Entretien exclusif avec Joe Johnston, réalisateur de CAPTAIN AMERICA : THE FIRST AVENGER - Seconde partie
Article Cinéma du Mercredi 31 Aout 2011

[Retrouvez la première partie de cet entretien]


Propos recueillis et traduits par Pascal Pinteau

Vous évoquiez votre choix de différents éléments parmi les récits de BD qui ont évoqué les origines de Captain America. Pourriez-vous nous dire quels sont les dessinateurs et scénaristes de Marvel qui vous ont le plus influencé pendant cette recherche ?

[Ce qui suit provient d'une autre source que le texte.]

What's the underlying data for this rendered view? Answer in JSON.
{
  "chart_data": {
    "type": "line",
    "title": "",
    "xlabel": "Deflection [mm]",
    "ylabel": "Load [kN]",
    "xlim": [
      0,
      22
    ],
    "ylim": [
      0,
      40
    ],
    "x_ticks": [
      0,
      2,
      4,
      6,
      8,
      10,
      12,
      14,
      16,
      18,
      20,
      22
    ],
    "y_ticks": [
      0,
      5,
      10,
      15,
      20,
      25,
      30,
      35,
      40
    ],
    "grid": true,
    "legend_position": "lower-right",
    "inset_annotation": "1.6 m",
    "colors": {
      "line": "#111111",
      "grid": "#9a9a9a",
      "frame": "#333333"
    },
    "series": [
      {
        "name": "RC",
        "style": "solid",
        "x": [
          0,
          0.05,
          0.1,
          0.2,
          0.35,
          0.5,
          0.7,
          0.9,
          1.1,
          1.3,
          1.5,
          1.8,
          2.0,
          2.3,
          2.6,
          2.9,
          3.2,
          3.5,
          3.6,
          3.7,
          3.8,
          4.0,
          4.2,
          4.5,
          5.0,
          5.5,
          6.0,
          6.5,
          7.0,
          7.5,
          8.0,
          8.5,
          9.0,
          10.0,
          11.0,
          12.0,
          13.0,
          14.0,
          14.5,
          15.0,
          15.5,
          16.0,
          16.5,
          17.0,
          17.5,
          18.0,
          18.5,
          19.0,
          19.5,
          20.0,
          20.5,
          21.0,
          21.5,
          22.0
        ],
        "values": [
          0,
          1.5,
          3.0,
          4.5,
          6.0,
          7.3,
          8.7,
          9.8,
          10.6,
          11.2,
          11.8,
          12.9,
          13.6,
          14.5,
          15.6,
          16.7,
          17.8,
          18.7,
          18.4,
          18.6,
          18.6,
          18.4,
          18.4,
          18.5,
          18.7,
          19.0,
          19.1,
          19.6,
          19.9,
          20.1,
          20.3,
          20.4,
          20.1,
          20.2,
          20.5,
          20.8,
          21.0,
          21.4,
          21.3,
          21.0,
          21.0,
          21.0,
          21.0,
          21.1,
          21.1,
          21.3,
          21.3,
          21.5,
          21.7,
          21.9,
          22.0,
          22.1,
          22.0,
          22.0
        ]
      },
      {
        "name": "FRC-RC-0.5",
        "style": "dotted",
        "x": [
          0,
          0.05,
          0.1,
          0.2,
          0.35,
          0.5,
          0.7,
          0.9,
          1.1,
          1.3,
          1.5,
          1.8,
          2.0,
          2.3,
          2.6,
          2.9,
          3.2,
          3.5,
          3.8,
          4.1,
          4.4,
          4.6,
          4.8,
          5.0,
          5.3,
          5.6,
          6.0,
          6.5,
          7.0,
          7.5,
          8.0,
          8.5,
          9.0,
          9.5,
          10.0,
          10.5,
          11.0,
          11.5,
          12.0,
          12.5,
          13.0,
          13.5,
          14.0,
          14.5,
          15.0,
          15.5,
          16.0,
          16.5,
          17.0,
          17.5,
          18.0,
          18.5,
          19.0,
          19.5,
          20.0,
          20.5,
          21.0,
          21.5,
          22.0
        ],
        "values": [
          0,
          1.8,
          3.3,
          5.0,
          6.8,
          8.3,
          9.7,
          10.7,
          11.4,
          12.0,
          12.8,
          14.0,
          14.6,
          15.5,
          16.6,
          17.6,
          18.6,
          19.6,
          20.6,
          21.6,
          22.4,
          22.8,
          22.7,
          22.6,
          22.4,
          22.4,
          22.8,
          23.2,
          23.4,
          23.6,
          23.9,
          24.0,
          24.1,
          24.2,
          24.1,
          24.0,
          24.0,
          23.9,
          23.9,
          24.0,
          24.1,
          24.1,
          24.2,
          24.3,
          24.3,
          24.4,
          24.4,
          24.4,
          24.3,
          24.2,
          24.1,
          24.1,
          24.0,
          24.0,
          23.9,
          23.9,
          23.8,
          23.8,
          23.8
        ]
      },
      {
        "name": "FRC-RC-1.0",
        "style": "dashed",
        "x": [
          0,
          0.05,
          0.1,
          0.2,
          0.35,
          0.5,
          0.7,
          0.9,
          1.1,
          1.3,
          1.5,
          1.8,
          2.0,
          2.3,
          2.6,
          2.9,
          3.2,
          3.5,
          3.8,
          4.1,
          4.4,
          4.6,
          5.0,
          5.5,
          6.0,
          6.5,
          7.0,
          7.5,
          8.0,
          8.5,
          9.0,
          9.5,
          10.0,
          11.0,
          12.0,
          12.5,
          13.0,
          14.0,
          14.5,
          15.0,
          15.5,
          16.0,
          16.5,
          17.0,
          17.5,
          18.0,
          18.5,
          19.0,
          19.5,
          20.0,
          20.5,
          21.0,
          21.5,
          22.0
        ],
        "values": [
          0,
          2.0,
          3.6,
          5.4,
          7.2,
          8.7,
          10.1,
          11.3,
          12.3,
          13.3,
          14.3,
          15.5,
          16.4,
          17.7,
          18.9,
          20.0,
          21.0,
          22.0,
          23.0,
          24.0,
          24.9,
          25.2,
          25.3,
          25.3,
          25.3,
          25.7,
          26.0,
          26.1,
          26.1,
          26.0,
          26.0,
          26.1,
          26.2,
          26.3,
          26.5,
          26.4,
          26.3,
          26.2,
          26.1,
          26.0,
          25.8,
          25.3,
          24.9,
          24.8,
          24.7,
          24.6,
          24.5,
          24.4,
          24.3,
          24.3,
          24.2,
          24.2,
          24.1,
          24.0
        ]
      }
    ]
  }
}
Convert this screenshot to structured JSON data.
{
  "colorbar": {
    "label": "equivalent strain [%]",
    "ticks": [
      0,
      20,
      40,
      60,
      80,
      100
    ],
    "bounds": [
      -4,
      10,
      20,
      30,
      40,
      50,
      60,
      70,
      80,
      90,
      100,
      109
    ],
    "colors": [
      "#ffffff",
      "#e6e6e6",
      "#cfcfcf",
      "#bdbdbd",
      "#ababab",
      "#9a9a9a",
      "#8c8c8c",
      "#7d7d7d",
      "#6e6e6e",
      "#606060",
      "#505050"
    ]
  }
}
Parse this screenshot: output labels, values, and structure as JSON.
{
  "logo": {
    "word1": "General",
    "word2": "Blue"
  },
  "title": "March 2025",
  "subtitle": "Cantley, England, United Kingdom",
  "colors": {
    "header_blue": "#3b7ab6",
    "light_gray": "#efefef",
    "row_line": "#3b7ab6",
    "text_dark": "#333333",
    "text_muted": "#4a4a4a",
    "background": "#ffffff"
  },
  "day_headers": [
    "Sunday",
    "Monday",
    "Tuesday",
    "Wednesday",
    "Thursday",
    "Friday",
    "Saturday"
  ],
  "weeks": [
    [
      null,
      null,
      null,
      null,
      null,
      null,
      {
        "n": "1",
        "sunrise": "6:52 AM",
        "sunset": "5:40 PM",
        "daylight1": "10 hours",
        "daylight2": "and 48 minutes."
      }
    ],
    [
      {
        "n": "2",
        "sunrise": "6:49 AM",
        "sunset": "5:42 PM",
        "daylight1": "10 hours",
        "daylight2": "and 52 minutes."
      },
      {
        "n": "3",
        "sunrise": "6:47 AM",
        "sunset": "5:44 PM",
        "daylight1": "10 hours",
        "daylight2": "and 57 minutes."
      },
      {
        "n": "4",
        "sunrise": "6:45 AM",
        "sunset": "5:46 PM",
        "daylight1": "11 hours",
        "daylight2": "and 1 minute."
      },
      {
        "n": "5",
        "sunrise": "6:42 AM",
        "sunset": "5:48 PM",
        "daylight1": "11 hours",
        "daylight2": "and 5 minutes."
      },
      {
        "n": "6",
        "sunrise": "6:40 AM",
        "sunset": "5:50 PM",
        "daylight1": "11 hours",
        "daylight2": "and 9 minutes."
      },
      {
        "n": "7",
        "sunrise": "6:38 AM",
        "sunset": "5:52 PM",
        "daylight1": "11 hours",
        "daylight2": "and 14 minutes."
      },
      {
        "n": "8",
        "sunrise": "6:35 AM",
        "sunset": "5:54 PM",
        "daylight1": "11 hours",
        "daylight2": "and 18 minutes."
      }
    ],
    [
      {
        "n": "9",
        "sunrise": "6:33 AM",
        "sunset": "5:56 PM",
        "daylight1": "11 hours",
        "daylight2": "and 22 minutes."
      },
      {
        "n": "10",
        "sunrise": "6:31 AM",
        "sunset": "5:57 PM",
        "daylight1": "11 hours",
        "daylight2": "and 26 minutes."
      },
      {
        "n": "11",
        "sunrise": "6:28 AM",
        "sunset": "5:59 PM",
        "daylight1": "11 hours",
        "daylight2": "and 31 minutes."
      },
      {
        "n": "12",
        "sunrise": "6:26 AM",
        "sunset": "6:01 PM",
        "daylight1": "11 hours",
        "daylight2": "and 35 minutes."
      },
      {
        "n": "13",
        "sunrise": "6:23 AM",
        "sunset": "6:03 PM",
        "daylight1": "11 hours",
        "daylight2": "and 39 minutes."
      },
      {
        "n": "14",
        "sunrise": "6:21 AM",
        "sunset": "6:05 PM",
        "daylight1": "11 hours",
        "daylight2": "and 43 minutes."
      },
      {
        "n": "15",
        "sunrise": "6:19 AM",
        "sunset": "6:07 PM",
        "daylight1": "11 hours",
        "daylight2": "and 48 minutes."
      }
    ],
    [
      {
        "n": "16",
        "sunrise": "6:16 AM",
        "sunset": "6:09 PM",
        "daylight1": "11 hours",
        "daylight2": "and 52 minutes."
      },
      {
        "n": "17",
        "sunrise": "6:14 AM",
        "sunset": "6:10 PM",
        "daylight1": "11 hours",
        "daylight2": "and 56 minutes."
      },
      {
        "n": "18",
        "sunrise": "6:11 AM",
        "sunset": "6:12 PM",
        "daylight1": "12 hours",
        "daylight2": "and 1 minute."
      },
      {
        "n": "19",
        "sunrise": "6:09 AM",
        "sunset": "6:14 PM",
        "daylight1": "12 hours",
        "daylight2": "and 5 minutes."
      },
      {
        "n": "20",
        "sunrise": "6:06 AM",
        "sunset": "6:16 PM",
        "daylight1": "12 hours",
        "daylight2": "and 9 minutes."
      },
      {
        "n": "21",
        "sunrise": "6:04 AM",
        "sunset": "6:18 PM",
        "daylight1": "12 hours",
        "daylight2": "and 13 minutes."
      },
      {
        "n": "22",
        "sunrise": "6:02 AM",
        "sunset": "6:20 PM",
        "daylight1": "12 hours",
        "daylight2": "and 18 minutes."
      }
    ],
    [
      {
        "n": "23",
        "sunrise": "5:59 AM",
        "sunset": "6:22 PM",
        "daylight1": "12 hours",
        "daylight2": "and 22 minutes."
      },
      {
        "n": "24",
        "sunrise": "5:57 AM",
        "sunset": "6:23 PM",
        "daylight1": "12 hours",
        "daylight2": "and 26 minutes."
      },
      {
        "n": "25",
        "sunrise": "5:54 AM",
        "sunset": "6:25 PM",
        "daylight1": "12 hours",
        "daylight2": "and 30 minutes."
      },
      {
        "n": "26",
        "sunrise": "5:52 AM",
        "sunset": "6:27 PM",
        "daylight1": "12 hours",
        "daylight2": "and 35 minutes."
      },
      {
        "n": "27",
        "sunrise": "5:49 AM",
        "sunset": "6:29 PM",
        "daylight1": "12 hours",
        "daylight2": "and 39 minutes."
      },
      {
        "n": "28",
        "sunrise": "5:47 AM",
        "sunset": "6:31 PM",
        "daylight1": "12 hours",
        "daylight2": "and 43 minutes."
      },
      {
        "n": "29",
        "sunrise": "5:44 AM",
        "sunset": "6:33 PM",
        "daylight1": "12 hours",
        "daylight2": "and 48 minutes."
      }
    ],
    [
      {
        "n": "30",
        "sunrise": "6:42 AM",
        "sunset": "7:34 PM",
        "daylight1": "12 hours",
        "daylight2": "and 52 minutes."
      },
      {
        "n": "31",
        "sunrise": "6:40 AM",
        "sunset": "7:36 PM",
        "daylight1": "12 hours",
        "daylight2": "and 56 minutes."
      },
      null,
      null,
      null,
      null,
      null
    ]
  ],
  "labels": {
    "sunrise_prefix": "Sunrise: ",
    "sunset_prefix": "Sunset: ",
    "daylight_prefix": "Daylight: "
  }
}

Personnellement, je suis plus fan des histoires écrites et dessinées par Ed Brubaker en 2004 que des toutes premières aventures de Captain America. Mais comme nous voulions aussi rendre hommage aux comics des années 40, nous avons imaginé cette séquence dans laquelle on voit Steve Rogers participer aux spectacles destinés à divertir les troupes de l’armée américaine. Il incarne la mascotte de l’armée, Captain America, et porte alors le costume en tissu qui est la réplique exacte de la première tenue du personnage dans les BDs, cet espèce de pyjama qui semble taillé dans le drapeau américain. Nous voulions placer ce petit clin d’œil et cette référence à son apparence originale dans le film. Le costume définitif de Captain America, lui, est inspiré par le design créé par Ed Brubaker.

Est-ce que la construction du film, qui débute et se conclut dans le présent, signifie que les prochaines aventures de Captain America se dérouleront toutes à notre époque ?

Nous n’en savons rien pour l’instant. Nous aurions la possibilité de retourner dans les années 40 si nous le souhaitions, ou de suivre Captain America dans le présent, juste après qu’il ait été tiré de son hibernation, mais avant qu’il ne rejoigne les Avengers… Quoi qu’il en soit, nous ne voulons pas figer les choses dès maintenant et risquer de nous restreindre narrativement dans le futur.

Le film se déroulant dans les années 40, comment faites-vous pour éviter les scènes clichés avec les nazis, qui sont tout naturellement les méchants du film ?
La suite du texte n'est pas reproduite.